Onhaalbare erkenningsnormen
Het grootste obstakel om een erkenning te kunnen krijgen, is de nieuwe minimumnorm voor het aantal verblijfseenheden waarover een CVH moet beschikken. De erkenningsnormen stellen dat een CVH over minimaal zestig verblijfseenheden moet beschikken per vestigingsplaats, of minstens dertig verblijfseenheden als het centrum een functionele eenheid vormt met een ziekenhuis of een woonzorgcentrum. Geen enkel van de huidige aangemelde CVH voldoet aan deze minimumnorm.
Uit gegevens die Schryvers opvroeg waren er in 2024 slechts 17 erkende CVH, goed voor 893 erkende verblijfseenheden. De overgrote meerderheid van de CVH zijn slechts aangemeld en moeten dus nog voor het einde van het jaar een de nieuwe minimumnorm voldoen om een erkenning te kunnen krijgen. Het gaat over 130 aangemelde CVH, samen goed voor 965 verblijfseenheden. Meestal gaat het in die gevallen over CVH die verbonden zijn aan een woonzorgcentrum, en voor wie het niet haalbaar is om zomaar infrastructuur uit te breiden om aan dertig verblijfseenheden herstelverblijf te komen.
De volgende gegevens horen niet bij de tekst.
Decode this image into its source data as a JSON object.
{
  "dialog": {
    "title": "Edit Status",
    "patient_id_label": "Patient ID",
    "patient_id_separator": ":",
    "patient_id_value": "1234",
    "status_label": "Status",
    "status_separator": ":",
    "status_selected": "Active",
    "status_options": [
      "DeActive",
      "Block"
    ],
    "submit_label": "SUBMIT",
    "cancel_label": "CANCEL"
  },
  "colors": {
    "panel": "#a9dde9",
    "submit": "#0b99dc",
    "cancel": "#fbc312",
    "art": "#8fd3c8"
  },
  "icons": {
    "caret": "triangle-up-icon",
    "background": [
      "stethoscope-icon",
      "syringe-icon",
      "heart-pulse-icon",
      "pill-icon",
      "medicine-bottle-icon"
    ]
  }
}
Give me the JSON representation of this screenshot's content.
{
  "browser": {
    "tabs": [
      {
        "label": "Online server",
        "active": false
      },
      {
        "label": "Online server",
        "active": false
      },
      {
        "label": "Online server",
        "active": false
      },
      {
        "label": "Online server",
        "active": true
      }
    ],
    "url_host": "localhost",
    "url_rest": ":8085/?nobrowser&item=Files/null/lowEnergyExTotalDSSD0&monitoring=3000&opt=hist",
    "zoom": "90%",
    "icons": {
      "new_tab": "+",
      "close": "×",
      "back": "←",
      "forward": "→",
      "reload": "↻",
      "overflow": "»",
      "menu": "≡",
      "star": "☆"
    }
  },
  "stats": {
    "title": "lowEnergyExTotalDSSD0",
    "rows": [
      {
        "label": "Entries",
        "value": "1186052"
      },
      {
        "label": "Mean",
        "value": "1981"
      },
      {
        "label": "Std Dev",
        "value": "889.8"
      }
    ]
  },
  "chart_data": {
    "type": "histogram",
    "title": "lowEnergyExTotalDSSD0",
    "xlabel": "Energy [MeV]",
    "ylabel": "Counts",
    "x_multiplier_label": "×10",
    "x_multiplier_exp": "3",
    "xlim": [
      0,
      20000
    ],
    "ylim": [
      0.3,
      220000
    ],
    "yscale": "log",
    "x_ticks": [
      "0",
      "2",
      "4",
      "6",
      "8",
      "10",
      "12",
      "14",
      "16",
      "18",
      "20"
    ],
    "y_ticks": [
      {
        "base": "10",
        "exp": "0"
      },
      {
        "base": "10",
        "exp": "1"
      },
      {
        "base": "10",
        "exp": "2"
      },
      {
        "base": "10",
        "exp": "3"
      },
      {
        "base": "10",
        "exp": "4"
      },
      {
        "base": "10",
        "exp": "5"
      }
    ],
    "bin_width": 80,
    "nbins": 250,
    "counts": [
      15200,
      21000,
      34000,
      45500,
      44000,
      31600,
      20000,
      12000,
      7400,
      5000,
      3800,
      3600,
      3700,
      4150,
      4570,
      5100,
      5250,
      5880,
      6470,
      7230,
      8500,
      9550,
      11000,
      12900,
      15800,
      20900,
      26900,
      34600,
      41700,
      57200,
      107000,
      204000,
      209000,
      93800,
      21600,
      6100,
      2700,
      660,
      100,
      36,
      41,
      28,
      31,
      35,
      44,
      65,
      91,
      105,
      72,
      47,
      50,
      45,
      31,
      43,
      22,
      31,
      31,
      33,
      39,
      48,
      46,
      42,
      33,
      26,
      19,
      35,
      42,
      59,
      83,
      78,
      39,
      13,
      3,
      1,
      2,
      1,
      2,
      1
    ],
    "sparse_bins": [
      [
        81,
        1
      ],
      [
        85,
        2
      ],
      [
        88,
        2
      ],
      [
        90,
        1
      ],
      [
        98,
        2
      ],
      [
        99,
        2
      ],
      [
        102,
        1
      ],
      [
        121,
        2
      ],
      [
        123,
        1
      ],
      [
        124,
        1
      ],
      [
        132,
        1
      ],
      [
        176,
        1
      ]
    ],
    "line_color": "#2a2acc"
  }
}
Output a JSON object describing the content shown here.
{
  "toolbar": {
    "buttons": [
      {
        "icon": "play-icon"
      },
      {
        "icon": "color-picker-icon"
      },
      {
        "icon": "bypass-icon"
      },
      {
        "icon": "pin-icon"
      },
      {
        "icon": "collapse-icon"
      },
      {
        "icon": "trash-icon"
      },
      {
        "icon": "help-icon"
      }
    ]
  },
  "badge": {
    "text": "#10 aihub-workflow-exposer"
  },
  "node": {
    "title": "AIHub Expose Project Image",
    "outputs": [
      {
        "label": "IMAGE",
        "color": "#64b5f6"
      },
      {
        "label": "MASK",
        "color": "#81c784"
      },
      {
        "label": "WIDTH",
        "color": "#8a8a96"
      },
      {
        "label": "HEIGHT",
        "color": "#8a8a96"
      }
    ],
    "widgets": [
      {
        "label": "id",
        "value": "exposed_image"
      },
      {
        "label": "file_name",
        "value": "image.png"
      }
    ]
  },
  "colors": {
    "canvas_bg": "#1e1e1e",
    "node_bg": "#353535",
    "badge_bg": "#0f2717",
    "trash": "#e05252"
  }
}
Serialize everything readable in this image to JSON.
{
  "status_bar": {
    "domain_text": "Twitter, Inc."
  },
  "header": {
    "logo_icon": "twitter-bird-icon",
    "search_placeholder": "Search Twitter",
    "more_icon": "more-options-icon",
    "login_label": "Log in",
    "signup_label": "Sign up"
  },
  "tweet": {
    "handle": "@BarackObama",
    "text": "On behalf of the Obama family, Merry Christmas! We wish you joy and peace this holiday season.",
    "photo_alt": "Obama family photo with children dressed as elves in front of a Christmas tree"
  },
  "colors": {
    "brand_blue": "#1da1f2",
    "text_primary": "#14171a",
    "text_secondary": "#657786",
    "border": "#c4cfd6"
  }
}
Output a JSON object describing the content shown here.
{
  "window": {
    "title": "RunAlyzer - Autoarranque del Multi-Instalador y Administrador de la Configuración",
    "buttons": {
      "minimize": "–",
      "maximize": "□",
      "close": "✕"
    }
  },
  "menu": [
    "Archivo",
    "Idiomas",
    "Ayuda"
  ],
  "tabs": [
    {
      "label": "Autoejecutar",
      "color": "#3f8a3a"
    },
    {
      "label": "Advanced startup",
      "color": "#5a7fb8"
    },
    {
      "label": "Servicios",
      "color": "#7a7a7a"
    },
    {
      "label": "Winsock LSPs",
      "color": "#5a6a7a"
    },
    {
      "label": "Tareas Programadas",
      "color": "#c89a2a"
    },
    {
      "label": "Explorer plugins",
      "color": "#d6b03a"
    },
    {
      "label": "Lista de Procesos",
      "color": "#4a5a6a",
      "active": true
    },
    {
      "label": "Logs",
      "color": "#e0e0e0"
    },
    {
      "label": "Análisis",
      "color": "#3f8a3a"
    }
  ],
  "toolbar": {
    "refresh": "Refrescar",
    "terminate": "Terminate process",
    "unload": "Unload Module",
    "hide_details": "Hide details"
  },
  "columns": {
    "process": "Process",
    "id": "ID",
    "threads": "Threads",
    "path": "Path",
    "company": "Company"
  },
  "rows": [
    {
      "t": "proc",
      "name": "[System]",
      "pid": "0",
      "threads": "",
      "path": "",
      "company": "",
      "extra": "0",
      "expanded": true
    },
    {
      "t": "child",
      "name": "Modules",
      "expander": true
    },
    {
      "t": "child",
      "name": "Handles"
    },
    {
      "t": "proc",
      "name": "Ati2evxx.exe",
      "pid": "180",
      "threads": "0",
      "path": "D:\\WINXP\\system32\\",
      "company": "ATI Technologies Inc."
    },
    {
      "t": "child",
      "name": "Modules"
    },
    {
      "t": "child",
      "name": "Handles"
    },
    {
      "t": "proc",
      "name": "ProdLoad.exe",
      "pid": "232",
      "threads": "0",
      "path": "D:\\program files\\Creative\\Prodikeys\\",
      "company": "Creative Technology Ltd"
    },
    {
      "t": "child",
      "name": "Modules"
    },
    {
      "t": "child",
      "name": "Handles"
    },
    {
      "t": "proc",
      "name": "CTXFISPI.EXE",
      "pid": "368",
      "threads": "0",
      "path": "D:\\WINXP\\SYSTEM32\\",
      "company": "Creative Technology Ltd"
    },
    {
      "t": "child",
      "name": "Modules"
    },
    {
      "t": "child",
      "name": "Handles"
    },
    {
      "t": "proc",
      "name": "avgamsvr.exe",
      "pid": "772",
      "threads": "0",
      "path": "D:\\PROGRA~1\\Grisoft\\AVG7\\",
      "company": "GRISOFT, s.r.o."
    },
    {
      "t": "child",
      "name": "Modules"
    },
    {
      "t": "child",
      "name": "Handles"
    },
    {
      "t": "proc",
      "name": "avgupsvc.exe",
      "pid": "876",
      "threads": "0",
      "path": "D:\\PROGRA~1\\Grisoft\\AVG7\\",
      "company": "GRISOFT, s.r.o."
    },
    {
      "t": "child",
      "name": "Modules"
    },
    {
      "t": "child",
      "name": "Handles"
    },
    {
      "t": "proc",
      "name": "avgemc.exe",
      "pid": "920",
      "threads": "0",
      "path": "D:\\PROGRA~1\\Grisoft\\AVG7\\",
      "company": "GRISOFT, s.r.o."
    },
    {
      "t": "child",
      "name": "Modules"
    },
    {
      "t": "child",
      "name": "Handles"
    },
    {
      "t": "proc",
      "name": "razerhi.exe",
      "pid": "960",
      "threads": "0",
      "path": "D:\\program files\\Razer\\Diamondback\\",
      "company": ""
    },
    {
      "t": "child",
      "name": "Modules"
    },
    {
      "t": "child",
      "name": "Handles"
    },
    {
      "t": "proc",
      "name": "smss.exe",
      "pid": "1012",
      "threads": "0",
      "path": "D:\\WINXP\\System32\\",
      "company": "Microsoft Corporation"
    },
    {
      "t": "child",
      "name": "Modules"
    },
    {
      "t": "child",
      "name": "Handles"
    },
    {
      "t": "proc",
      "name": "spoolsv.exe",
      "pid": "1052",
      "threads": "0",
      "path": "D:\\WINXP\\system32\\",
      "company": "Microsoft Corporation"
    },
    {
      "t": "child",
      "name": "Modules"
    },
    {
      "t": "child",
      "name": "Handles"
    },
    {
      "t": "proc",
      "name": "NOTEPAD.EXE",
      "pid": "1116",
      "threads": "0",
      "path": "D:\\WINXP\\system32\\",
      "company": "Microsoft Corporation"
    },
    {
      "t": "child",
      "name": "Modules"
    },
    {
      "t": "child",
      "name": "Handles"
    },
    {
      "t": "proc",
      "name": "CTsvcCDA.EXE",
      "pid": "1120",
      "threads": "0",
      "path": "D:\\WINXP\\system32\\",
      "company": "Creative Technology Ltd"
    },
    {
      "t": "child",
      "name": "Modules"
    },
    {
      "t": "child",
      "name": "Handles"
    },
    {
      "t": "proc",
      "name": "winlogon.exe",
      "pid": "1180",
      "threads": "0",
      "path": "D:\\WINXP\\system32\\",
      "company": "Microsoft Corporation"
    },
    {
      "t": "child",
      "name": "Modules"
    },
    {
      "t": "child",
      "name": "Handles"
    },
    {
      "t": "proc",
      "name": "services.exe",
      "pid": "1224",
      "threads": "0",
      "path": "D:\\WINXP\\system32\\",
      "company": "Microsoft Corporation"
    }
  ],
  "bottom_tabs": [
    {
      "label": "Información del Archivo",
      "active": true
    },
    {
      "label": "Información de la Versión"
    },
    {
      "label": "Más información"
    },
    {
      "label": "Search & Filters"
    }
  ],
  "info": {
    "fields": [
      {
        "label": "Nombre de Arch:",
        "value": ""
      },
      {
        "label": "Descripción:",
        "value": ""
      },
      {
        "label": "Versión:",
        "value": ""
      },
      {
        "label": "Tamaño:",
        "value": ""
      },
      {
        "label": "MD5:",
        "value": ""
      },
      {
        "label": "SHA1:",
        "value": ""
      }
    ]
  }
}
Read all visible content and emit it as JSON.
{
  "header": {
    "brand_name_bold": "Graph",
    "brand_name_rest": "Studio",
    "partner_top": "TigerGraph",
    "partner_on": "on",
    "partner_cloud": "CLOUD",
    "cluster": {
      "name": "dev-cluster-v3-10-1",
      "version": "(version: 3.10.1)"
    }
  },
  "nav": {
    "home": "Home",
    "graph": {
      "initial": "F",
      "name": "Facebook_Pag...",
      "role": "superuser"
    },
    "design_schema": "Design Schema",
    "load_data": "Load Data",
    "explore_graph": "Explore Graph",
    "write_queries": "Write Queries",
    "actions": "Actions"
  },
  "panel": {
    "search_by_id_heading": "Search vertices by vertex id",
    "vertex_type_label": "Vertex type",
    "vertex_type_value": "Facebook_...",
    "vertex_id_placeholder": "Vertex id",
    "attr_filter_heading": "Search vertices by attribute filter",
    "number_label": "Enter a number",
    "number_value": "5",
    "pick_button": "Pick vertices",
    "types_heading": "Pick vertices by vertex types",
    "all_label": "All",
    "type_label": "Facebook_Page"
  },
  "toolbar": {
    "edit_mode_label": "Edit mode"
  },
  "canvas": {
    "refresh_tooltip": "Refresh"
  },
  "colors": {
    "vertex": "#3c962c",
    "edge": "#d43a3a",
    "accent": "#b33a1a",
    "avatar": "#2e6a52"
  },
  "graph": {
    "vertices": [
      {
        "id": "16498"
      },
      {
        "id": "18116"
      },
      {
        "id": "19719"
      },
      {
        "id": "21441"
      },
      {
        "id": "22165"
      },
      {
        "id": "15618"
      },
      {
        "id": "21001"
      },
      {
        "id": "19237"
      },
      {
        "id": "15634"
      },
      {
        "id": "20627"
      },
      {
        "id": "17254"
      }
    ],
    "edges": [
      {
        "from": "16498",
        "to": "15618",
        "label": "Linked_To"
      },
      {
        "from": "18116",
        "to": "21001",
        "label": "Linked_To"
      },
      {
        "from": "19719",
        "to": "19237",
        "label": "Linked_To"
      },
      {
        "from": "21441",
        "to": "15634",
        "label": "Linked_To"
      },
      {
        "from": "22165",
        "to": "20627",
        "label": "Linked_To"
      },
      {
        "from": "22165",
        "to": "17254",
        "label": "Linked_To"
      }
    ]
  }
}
“Indien de regelgeving niet wordt aangepast, dan zullen deze 130 centra op het einde van dit jaar onverbiddelijk de deuren moeten sluiten. Vanaf 1 januari 2026 mogen ze niet langer uitgebaat worden, wat neerkomt op een potentieel verlies van bijna 1000 verblijfseenheden”, aldus Schryvers, “Wetende dat de zorgnoden alsmaar toenemen, zou dit echt onverantwoord zijn. Zeker wanneer het gaat om centra die aantoonbaar kwaliteitsvolle zorg leveren en perfect functioneren.”
Concreet pleit Schryvers voor:
- Het schrappen van de minimumnorm van 30 verblijfseenheden voor CVH die een functionele eenheid vormen met een woonzorgcentrum. “Dankzij de verbondenheid met een woonzorgcentrum kunnen deze CVH de nodige operationele schaalvoordelen realiseren en zo zorgen voor een kwaliteitsvolle en financieel duurzame uitbating, ook indien zij over een klein aantal verblijfseenheden beschikken”, stelt Schryvers.
- De mogelijkheid tot omzetting van herstelverblijfeenheden naar verblijfseenheden in woonzorgcentra of kortverblijf type 1. “Indien het niet mogelijk is om herstelgerichte zorg te bieden, dan moet omzetting mogelijk zijn naar een andere woonzorgvorm die beter aansluit bij de feitelijk geboden zorg”, vindt Schryvers, “Aangezien de personeelsomkadering en infrastructuur in een centrum voor herstelverblijf gelijkaardig is aan deze in een woonzorgcentrum en een centrum voor kortverblijf type 1, moet omzetting naar deze woonzorgvormen zeker haalbaar zijn.”
“De zorgnoden worden alsmaar groter, we weten dat er de volgende periode heel wat bijkomende capaciteit nodig zal zijn. Dan bijna 1000 plaatsen verloren laten gaan, terwijl de kamers er zijn en het zorgpersoneel er is, dat is toch echt te gek voor woorden”, besluit Schryvers.